Journal of the American Chemical Society, Vol.141, No.44, 17817-17829, 2019
A Unified Description of Intrinsically Disordered Protein Dynamics under Physiological Conditions Using NMR Spectroscopy
Intrinsically disordered proteins (IDPs) are flexible biomolecules whose essential functions are defined by their dynamic nature. Nuclear magnetic resonance (NMR) spectroscopy is ideally suited to the investigation of this behavior at atomic resolution. NMR relaxation is increasingly used to detect conformational dynamics in free and bound forms of IDPs under conditions approaching physiological, although a general framework providing a quantitative interpretation of these exquisitely sensitive probes as a function of experimental conditions is still lacking.

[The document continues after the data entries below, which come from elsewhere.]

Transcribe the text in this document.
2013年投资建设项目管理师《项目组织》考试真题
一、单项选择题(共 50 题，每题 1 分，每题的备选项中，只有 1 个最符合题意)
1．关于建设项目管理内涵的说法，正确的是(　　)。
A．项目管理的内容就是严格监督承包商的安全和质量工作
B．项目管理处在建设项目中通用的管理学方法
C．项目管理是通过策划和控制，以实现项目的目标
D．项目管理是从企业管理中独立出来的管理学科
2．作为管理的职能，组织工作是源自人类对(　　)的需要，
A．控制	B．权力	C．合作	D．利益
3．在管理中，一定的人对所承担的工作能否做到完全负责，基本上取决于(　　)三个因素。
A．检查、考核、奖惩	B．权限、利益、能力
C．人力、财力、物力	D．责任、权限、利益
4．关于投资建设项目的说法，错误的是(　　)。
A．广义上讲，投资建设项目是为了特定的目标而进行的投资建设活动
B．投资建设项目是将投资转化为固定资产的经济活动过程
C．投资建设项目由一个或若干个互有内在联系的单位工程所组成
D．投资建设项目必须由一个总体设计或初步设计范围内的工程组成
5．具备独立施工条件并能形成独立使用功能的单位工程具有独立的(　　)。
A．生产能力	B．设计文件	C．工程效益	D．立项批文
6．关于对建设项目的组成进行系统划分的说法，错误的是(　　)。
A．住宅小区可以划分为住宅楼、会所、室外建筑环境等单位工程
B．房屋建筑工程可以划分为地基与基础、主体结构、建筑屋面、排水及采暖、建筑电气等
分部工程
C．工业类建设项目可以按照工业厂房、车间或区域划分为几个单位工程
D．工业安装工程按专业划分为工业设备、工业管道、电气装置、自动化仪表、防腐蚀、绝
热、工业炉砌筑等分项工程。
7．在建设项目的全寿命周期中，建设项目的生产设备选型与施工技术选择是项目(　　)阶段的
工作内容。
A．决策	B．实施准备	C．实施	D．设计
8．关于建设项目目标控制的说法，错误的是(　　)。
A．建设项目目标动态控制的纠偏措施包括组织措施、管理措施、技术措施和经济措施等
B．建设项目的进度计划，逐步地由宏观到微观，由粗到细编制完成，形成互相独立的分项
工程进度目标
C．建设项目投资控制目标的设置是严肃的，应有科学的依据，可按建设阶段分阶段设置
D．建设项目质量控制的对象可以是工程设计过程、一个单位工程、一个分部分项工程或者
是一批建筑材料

Here, measuring an extensive set of relaxation rates sampling multiple-time-scale dynamics over a broad range of crowding conditions, we develop and test an integrated analytical description that accurately portrays the motion of IDPs as a function of the intrinsic properties of the crowded molecular environment. In particular we observe a strong dependence of both short-range and long-range motional time scales of the protein on the friction of the solvent. This tight coupling between the dynamic behavior of the IDP and its environment allows us to develop analytical expressions for protein motions and NMR relaxation properties that can be accurately applied over a vast range of experimental conditions. This unified dynamic description provides new insight into the physical behavior of IDPs, extending our ability to quantitatively investigate their conformational dynamics under complex environmental conditions, and accurately predicting relaxation rates reporting on motions on time scales up to tens of nanoseconds, both in vitro and in cellulo.